Des spectacles grandeur nature pour donner le la

 

Pendant huit jours, Ouagadougou va être la capitale du cinéma africain à l’occasion du festival panafricain de l’audiovisuel et du cinéma de Ouagadougou (FESPACO). Il s’est ouvert ce samedi au stade du 4 août avec deux spectacles magnifiques.

 

 

Les grands moyens ont été déployés samedi à l’occasion de l’ouverture officielle du 23e Fespaco. Le stade du 4 août a été le théâtre d’un spectacle grandeur nature avec une prestation de la star nigériane Flavour. Habillé d’un jean blanc et d’une chemise assortie, l’auteur de «Ashao» a chauffé le public, faisant même danser la première dame du Burkina-Faso avec son titre fétiche. C’est pendant sa prestation d'une demi-heure que le stade a d'ailleurs commencé à se remplir.

 

Le passage sur scène de Flavour a été suivi du spectacle conçu pour l’ouverture du Fespaco et dénommé «Wakatt» (NDLR : le temps, en langue moré). «Ce temps qui agit sur l’homme et sur qui l’homme agit aussi, se souvient, imagine, met en perspective», lit-on dans le synopsis. Seydou Boro, metteur en scène de ce spectacle de 30 minutes qui a mobilisé 700 artistes, ajoute que «Wakatt est aussi un cri émis par une jeunesse consciente qu’un lendemain meilleur est possible».
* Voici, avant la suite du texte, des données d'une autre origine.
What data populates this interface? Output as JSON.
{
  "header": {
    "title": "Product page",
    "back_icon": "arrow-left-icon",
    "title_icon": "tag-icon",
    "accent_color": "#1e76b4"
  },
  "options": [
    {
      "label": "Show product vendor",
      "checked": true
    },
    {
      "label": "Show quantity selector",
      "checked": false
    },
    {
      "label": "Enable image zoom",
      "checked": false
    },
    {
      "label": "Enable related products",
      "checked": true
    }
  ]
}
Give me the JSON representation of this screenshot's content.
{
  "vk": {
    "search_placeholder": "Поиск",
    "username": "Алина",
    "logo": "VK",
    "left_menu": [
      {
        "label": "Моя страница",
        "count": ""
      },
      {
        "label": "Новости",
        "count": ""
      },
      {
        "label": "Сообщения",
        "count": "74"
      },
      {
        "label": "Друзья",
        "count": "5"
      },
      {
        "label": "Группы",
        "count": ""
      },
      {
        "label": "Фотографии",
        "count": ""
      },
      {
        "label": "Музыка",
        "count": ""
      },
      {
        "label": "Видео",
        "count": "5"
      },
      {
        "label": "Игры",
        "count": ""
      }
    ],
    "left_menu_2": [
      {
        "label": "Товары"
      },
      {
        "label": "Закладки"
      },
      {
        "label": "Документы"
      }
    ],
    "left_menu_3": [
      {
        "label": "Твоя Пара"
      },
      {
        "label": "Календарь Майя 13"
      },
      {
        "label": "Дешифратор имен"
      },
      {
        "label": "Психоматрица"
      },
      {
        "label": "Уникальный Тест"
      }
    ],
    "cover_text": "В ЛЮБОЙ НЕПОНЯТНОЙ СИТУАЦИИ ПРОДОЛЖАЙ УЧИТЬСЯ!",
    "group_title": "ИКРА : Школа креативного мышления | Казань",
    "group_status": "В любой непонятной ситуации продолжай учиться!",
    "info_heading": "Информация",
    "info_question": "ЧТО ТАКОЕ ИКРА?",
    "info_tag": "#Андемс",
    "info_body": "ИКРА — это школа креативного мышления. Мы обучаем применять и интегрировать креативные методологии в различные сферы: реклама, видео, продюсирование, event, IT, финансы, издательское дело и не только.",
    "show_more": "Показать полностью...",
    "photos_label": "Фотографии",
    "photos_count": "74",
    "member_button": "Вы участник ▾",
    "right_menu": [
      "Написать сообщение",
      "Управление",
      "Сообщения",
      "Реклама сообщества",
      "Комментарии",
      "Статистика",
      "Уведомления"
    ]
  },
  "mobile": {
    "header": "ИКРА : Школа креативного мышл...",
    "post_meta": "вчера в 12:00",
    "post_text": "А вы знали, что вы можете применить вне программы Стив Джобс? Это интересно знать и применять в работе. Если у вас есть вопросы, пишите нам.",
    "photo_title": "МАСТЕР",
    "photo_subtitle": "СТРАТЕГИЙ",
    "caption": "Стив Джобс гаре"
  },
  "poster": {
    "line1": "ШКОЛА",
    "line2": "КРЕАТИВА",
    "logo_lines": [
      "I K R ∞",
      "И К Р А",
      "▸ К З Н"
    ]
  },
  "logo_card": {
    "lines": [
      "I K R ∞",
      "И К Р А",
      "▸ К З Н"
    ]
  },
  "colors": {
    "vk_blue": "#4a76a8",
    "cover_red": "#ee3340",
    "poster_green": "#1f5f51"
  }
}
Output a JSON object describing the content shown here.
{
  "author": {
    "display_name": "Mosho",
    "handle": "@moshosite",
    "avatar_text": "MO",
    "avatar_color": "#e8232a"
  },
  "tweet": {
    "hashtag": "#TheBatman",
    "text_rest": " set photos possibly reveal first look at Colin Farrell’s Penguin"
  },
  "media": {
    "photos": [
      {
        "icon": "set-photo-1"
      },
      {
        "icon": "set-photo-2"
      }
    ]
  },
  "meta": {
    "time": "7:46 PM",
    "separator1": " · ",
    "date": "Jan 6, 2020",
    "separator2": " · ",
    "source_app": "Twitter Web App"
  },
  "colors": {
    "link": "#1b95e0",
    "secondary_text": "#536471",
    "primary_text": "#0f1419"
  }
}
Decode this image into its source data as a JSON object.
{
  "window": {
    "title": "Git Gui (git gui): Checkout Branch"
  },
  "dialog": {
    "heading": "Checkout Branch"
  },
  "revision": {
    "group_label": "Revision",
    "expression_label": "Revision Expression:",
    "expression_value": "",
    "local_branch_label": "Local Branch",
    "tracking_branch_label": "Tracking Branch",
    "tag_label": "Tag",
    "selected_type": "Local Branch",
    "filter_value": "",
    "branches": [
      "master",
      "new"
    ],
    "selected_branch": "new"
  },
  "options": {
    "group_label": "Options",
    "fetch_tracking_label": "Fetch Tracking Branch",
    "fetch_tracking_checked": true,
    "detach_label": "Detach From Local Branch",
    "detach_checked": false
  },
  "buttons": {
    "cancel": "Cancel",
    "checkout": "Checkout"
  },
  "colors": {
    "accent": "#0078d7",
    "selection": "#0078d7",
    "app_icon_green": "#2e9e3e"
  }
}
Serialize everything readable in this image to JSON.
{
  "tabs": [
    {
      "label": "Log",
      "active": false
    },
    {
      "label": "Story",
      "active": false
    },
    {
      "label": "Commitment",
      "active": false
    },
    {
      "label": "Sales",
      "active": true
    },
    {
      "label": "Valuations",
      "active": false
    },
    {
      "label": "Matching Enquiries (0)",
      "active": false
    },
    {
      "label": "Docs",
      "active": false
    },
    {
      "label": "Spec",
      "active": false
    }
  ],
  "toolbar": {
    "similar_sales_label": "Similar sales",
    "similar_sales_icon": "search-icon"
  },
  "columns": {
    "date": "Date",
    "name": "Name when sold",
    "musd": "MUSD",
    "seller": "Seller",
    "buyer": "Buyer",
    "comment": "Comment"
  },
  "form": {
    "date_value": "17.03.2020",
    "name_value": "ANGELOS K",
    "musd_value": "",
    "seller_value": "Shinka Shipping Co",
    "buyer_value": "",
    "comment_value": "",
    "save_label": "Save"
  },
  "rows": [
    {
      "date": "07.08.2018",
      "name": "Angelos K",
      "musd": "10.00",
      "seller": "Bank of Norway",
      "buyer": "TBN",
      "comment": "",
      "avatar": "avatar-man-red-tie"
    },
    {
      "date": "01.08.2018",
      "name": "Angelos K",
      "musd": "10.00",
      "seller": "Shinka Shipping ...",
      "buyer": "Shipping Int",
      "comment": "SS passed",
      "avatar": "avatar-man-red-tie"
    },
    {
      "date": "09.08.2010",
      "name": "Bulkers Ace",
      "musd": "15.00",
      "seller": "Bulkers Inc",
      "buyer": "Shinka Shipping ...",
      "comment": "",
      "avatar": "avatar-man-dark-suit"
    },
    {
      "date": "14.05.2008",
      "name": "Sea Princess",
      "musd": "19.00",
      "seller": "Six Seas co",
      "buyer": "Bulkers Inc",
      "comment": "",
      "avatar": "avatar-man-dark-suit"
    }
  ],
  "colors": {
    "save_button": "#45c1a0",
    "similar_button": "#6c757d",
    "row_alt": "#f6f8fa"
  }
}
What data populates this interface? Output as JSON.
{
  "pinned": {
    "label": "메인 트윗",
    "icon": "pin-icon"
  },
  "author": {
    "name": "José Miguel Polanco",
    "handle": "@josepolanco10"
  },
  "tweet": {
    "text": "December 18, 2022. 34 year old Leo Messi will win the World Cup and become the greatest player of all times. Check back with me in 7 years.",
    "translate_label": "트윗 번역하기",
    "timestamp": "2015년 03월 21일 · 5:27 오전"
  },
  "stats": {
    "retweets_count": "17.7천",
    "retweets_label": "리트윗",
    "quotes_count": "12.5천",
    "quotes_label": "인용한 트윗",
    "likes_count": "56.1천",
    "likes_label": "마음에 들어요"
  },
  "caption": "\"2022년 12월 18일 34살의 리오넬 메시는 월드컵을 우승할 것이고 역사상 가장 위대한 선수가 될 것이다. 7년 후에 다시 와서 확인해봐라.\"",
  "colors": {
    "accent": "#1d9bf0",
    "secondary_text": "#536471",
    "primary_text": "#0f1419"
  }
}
Le spectacle s’est dessiné en quatre tableaux avec de la danse contemporaine, Gourounsi, Warba du terroir et de la danse salsa marquant l’ouverture de la culture. Ainsi, Wakatt montre toute la richesse de la culture burkinabé. Le spectacle s’est ouvert sur une entrée de derviches tourneurs qui font quelques tours de pistes avant que les danseurs déboulent sur la pelouse.

 

Coiffée avec des perruques et vêtus de pantalons coupés à l’ancienne (NDLR : des pattes d’éléphant), ils se sont engagés sur des rythmes qui sont allés crescendo, permettant aux danseurs de former des figures composites qui leur ont permis d’occuper toute la pelouse du stade. L’apothéose est survenue quand des marionnettes géantes ont fait leur entrée en régalant le public avec la salsa.

 

De l'avis unanime des spectateurs et des connaisseurs, Seydou Boro et son équipe ont réussi leur spectacle malgré quelques cafouillages notés par moments entre danseurs, mais qui n’ont en rien altéré le charme du spectacle.